When writing fiction, I love tools like Scrivener. The negative side is that having some trouble concentrating on things, my mind and mouse gets really easily drawn to the quick bursts of dopamine provided by social media. I can’t turn the net off either, since I need it for background research. I’d like to have some low level AI that monitors my net use, giving access only to background research stuff, and blocking Facebook.

With games, I almost wish for the technology to dial back a little, to give more room to text based storytelling. Then again, this is probably just dumb nostalgy.

what’s the greatest piece of advice you would like to pass on?
Don’t wait for inspiration, just write.

where can we find you online?
My blog and web page resides in http://vornaskotti.com.
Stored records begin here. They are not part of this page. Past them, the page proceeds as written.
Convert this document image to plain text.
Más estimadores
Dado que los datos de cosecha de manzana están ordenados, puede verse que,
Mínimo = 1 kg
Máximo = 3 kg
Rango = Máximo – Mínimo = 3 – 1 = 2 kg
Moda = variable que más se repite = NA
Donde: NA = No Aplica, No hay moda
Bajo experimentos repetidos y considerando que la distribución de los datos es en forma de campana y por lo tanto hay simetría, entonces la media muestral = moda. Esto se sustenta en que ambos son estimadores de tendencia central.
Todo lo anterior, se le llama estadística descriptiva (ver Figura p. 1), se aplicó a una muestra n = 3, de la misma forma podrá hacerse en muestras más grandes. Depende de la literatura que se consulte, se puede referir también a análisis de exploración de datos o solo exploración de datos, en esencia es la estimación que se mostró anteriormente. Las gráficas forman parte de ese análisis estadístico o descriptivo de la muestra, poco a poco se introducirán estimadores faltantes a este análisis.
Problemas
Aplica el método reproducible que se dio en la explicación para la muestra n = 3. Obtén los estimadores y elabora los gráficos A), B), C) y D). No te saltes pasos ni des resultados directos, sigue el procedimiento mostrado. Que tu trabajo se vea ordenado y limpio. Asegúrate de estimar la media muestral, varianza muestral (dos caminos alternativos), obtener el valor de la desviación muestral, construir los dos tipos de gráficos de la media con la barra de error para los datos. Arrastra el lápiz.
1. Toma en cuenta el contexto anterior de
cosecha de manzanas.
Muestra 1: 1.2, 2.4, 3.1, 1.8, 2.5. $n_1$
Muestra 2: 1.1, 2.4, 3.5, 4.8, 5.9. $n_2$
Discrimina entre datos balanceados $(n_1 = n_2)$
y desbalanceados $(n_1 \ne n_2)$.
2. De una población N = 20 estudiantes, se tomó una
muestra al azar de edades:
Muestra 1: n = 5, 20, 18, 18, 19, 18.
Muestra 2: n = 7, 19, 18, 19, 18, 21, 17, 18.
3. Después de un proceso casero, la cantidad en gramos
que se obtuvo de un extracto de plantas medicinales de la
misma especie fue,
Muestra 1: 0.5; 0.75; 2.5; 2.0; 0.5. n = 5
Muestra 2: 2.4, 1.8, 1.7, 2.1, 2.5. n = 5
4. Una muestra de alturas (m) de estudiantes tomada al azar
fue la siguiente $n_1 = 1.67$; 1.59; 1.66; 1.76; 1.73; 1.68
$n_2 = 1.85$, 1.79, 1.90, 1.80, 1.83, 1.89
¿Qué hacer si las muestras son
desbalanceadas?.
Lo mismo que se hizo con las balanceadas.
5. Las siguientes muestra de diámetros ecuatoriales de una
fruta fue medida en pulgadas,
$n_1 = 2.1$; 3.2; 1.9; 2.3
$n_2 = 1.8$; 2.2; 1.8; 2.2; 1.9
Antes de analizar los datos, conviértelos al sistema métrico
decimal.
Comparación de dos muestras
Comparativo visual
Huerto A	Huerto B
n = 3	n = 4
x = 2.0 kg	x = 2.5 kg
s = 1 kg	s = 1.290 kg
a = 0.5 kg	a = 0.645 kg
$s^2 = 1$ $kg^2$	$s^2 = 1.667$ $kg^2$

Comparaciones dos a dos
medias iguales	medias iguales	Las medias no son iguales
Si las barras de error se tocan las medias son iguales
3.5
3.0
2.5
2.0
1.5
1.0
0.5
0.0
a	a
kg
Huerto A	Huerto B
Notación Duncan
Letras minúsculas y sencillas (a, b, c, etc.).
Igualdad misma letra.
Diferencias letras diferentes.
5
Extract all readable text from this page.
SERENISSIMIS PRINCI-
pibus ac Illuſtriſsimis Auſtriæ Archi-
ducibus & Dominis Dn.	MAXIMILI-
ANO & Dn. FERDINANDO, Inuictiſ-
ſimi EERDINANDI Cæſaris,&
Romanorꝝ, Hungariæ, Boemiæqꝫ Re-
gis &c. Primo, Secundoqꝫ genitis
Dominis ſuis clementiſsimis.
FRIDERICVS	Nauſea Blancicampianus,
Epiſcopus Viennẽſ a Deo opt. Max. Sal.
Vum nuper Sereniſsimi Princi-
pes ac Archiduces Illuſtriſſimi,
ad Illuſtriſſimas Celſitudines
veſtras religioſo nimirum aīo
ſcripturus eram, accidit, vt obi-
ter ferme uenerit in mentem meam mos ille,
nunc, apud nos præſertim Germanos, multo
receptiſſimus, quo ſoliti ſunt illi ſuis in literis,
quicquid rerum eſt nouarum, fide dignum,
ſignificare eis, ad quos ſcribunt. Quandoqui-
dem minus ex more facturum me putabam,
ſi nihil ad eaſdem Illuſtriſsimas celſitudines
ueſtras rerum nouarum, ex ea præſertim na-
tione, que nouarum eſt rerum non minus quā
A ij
My twitter is https://twitter.com/vornaskotti, but there you can find mostly cranky commentary on politics and social issues in Finnish. My Facebook is https://www.facebook.com/janos.honkonen.page/

what are you reading at the moment?
I just finished Margaret Atwood’s The Handmaid’s Tale, which was impressive and disconcerting. I wanted to read it before starting on the series.

what are you listening to at the moment?
I don’t listen to much music anymore, as in specific artists. Spotify’s Daily Mixes and personalized radios are scary good in providing good stuff. I never knew there were so many noise, avant-garde, world music and weird jazz bands in the world. Philip Glass is my go to writing music. Venetian Snares in cranky manic days.

I listen mostly to audiobooks. Right now I’m listening to Trekonomics by Manu Saadia.